Newton's method in higher dimensions explained

I'll assume we're trying to minimize a twice continuously differentiable function $f$ defined on $\mathbb R^p$.

We wish to find $x$ such that $\nabla f(x) = 0$.

Given $x_n$, we would ideally like to find $\Delta x$ such that $\nabla f(x_n + \Delta x) = 0$. Rather than satisfying this requirement exactly (which would probably be too difficult), we instead use the approximation \begin{equation*} \nabla f(x_n + \Delta x) \approx \nabla f(x_n) + Hf(x_n) \Delta x. \end{equation*} Setting the right hand side equal to $0$ gives us \begin{equation*} \Delta x = -Hf(x_n)^{-1} \nabla f(x_n). \end{equation*} We can hope that $x_{n+1} = x_n + \Delta x$ will be an improvement on $x_n$.


Here is another interpretation of Newton's method that I rather like.

Newton's method takes the known information of the function at a given point (value, gradient and Hessian), makes a quadratic approximation of that function, and minimizes that approximation.

More specifically, suppose $x_n$ is given, $g = \nabla f(x_n)$, and $H = \nabla^2 f(x_n)$. The quadratic approximation of $f$ at $x_n$ is a quadratic function $h(x)$ such that $h(x_n) = f(x_n)$, $\nabla h(x_n) = g$ and $\nabla^2 h(x_n) = H$. It turns out that $$ h(x) = \frac 12(x - x_n)^T H (x - x_n) + g^T (x - x_n) + f(x_n). $$ This function has a unique global minimum if and only if $H$ is positive definite.
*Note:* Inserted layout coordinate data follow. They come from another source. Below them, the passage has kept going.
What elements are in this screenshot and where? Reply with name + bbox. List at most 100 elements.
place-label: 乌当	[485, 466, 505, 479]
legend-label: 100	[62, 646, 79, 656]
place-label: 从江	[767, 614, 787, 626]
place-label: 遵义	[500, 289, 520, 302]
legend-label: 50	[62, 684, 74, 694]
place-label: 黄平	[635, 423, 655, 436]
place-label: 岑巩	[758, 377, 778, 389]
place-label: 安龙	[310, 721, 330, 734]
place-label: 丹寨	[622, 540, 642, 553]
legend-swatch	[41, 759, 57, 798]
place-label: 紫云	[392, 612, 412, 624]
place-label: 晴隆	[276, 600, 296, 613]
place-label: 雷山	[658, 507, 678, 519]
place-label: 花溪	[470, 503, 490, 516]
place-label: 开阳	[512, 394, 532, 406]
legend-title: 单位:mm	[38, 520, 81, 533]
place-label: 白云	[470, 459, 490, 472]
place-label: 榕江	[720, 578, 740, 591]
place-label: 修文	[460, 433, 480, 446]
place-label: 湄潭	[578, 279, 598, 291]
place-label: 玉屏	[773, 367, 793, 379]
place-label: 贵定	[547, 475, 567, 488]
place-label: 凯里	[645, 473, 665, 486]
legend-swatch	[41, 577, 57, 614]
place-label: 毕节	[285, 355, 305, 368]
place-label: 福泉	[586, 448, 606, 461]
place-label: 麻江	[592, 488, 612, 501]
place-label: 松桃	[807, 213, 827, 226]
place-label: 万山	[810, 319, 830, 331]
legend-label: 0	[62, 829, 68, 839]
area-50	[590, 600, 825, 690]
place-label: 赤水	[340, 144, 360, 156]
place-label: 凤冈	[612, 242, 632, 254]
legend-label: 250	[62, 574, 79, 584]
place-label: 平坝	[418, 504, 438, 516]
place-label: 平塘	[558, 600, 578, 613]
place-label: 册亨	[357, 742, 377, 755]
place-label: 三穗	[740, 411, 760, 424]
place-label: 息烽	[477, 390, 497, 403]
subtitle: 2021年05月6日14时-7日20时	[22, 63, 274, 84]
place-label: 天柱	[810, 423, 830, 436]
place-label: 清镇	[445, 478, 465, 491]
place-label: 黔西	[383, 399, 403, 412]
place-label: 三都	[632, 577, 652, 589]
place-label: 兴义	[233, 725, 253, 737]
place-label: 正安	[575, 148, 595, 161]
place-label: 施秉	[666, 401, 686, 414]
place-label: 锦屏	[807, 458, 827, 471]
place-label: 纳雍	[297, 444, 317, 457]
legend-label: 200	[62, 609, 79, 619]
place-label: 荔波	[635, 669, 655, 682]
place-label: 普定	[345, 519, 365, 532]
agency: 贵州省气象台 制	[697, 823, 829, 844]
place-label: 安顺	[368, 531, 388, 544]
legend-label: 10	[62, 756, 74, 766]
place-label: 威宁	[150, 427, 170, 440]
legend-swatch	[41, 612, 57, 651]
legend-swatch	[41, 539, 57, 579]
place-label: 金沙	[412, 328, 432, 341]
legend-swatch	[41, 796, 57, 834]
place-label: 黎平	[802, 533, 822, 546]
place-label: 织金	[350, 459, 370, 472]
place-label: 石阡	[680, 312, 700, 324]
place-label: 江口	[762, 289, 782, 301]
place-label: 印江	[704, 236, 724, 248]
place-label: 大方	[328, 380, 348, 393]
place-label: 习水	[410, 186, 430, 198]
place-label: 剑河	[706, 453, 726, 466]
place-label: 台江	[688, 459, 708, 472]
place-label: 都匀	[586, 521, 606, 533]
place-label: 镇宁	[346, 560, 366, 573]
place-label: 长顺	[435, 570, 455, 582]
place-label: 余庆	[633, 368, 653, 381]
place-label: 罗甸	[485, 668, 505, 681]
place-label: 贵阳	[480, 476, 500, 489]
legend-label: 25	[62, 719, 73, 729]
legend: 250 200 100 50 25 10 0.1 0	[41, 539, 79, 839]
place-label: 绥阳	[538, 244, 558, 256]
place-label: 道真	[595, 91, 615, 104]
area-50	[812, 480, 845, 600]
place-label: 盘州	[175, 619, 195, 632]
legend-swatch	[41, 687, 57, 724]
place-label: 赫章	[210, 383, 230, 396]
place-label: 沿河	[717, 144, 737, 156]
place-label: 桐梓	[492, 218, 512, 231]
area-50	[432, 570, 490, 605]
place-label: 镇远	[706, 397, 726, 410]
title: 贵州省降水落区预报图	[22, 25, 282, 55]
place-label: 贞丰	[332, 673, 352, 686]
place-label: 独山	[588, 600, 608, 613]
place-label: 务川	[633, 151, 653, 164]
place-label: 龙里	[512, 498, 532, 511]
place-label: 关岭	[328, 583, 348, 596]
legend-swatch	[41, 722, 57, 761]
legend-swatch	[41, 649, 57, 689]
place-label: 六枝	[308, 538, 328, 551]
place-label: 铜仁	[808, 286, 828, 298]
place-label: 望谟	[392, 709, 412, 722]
This is the requirement for Newton's method to work. Assuming $H$ is positive definite, the minimum of $h$ is achieved at $x^*$ such that $\nabla h(x^*) = 0$. Since $$ \nabla h(x) = H(x - x_n) + g, $$ we get $x^* = x_n - H^{-1}g$.


The Hessian is simply the higher-dimensional generalization of the second derivative, and multiplying by its inverse is the non-commutative generalization of dividing by $f''$ in the one-dimensional case. I don't know if it's reasonable to try a geometric argument along the line of your link for the double generalization to optimization and to $n$ dimensions: better to just look up an actual proof.

It might be less confusing if you look at the higher-dimensional Newton's method for roots, before that for optimization. That's the "nonlinear systems of equations" section on Wikipedia. Hubbard and Hubbard's book on linear algebra, multivariable calculus, and differential forms has the best treatment of multivariate Newton's method I know.